Recuerdo la primera vez que vi una... “cosa”.

Luego de aquel incidente con Alex y Dennis, cuando íbamos subiendo, todavía a la sombra de los árboles, después de caminar un sendero por una empinada cuesta, me volví y ví la aldea muy pequeña. Continuamos el ascenso hasta lo más alto de la montaña, por donde pasaba la carretera y una vez allí, Yule dijo que no podía continuar y se sentó en el borde de la misma. Me quedé de pie, resoplando del cansancio y contemplando el caserío desde lo alto. Estaba atravesado por una calle de piedra que se extendía de punta a punta y de la cual se pegaban las casas como si fueran peces en una carnada. Había una placita pequeña en el centro y abundancia de plantas en el lugar, pero no eran árboles de gran altura, sino más bien arbustos y rosales. Más allá, detrás de las casas, surgían infinitas extensiones de campo verde pastadas por vacas que se movían lenta y pesadamente, y más lejos todavía, las cimas de las montañas parecían surgir abruptamente entre las curvas que dibujaba el río en su paso hacia el pueblo. Miré a Yule de nuevo, pero ésta había entrado en una especie de sopor, acostada sobre el suelo con los ojos cerrados y el reflejo de un sol brillante en el rostro.
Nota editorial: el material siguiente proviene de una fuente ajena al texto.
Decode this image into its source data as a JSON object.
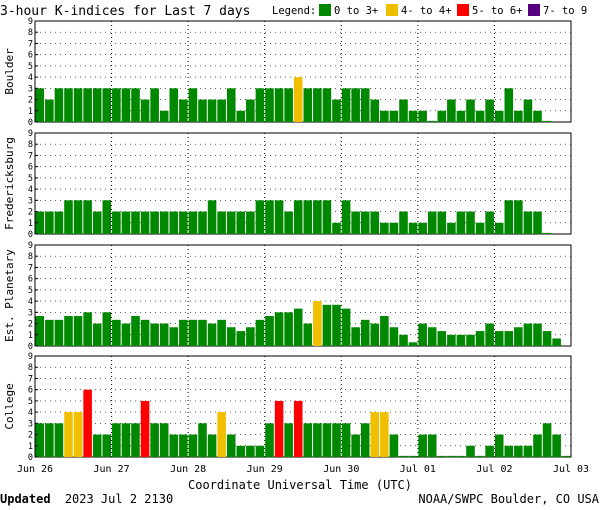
{
  "chart_data": {
    "type": "bar",
    "title": "3-hour K-indices for Last 7 days",
    "legend": {
      "label": "Legend:",
      "placement": "top-right",
      "items": [
        {
          "name": "0 to 3+",
          "color": "#008800"
        },
        {
          "name": "4- to 4+",
          "color": "#f0c000"
        },
        {
          "name": "5- to 6+",
          "color": "#ff0000"
        },
        {
          "name": "7- to 9",
          "color": "#55007f"
        }
      ]
    },
    "colors": {
      "quiet": "#008800",
      "active": "#f0c000",
      "storm": "#ff0000",
      "severe": "#55007f"
    },
    "ylim": [
      0,
      9
    ],
    "yticks": [
      "0",
      "1",
      "2",
      "3",
      "4",
      "5",
      "6",
      "7",
      "8",
      "9"
    ],
    "xlabel": "Coordinate Universal Time (UTC)",
    "x_tick_labels": [
      "Jun 26",
      "Jun 27",
      "Jun 28",
      "Jun 29",
      "Jun 30",
      "Jul 01",
      "Jul 02",
      "Jul 03"
    ],
    "grid": true,
    "slots_per_day": 8,
    "series": [
      {
        "name": "Boulder",
        "values": [
          3,
          2,
          3,
          3,
          3,
          3,
          3,
          3,
          3,
          3,
          3,
          2,
          3,
          1,
          3,
          2,
          3,
          2,
          2,
          2,
          3,
          1,
          2,
          3,
          3,
          3,
          3,
          4,
          3,
          3,
          3,
          2,
          3,
          3,
          3,
          2,
          1,
          1,
          2,
          1,
          1,
          0.1,
          1,
          2,
          1,
          2,
          1,
          2,
          1,
          3,
          1,
          2,
          1,
          0.1
        ]
      },
      {
        "name": "Fredericksburg",
        "values": [
          2,
          2,
          2,
          3,
          3,
          3,
          2,
          3,
          2,
          2,
          2,
          2,
          2,
          2,
          2,
          2,
          2,
          2,
          3,
          2,
          2,
          2,
          2,
          3,
          3,
          3,
          2,
          3,
          3,
          3,
          3,
          1,
          3,
          2,
          2,
          2,
          1,
          1,
          2,
          1,
          1,
          2,
          2,
          1,
          2,
          2,
          1,
          2,
          1,
          3,
          3,
          2,
          2,
          0.1
        ]
      },
      {
        "name": "Est. Planetary",
        "values": [
          2.67,
          2.33,
          2.33,
          2.67,
          2.67,
          3,
          2,
          3,
          2.33,
          2,
          2.67,
          2.33,
          2,
          2,
          1.67,
          2.33,
          2.33,
          2.33,
          2,
          2.33,
          1.67,
          1.33,
          1.67,
          2.33,
          2.67,
          3,
          3,
          3.33,
          2,
          4,
          3.67,
          3.67,
          3.33,
          1.67,
          2.33,
          2,
          2.67,
          1.67,
          1,
          0.33,
          2,
          1.67,
          1.33,
          1,
          1,
          1,
          1.33,
          2,
          1.33,
          1.33,
          1.67,
          2,
          2,
          1.33,
          0.67
        ]
      },
      {
        "name": "College",
        "values": [
          3,
          3,
          3,
          4,
          4,
          6,
          2,
          2,
          3,
          3,
          3,
          5,
          3,
          3,
          2,
          2,
          2,
          3,
          2,
          4,
          2,
          1,
          1,
          1,
          3,
          5,
          3,
          5,
          3,
          3,
          3,
          3,
          3,
          2,
          3,
          4,
          4,
          2,
          0.1,
          0.1,
          2,
          2,
          0.1,
          0.1,
          0.1,
          1,
          0.1,
          1,
          2,
          1,
          1,
          1,
          2,
          3,
          2,
          0.1
        ]
      }
    ]
  },
  "footer": {
    "updated_label": "Updated",
    "updated_time": "2023 Jul  2 2130",
    "source": "NOAA/SWPC Boulder, CO USA"
  }
}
Volví a mirar el caserío y vi sus techos rojos, sus amplias fachadas con ventanas grandes y los rosales que cubrían sus patios centrales. Reinaba una calma absoluta y nadie transitaba por allí, en aquellas horas de la tarde. Sentía el sol tibio sobre la cabeza, la brisa helada en la espalda y escuchaba el viento soplar desde las cumbres. De repente, percibí un movimiento que antes no había estado allí. En ese momento afiné la vista: ¿Qué es lo que veo sino al señor Faustino, el dueño de la tienda de abarrotes? El señor Faustino vivía en una de las casas más acaudaladas de la aldea, muy cerca de la placita central y tenía una pequeña bodega con pocos productos, los cuales solíamos robarle en las tardes cuando se quedaba dormido sobre su sillón, a un costado del mostrador. En el patio central de su casa, que se veía perfectamente desde mi posición, el señor Faustino estaba de pie en la puerta de lo que parecía ser un baño y... estaba desnudo. Me quedé muda, sin poder moverme, sin poder apartar la mirada. Su cuerpo bajo y regordete, con su enorme barriga de balón de básquet y su abundante cabellera negra; parecían una nube blanca por la cantidad de espuma que se había hecho con el jabón. No pasaba nada, parecía que el tiempo se hubiese detenido y yo hubiese perdido toda fuerza de voluntad.

El señor Faustino seguía de pie en la puerta del baño, con los cabellos parados en punta, el cuerpo lleno de jabón, la mirada fija en el cielo y la mano derecha en el pene. Era la primera vez que yo veía a un hombre desnudo. Era la primera vez que yo veía una “cosa”. Contemplándolo, no podía moverme. Estaba como hipnotizada. De pronto, un calor extraño y molesto empezó a encenderse en mi estómago y a extenderse hacia mis extremidades, haciéndome sentir como si mis piernas quisieran flaquear. Inmóvil, me atacó una profunda sensación de asco. “¡Me duele la cabeza!” exclamó Yule y me pegó por detrás con la palma abierta de la mano. Yo di un salto como un caballo asustado y la miré con un espanto culpable. “¿Qué le pasa? ¡Pareciera que hubiese visto al mismísimo diablo!”

No pude contestarle nada.

“¡Dios! ¿Qué es lo que acabo de ver? ¿Qué es lo que he visto? ¡Dios mío, no! No. No. No, por favor, no” me decía para mis adentros, horrorizada, sintiendo el corazón latir furiosamente en el pecho. Me sentía tan avergonzada y culpable, incluso violentada, a pesar de que el señor Faustino no estaba enterado del asunto. No me atreví a decirle nada a Yule, ni a nadie. Jamás lo habría hecho. Era una pecadora. Ya estaba condenada a arder en el infierno por haber contemplado aquello, esa escena escandalosa y culpable que se quedaría conmigo para siempre como el recordatorio imborrable de la existencia de... “la cosa”.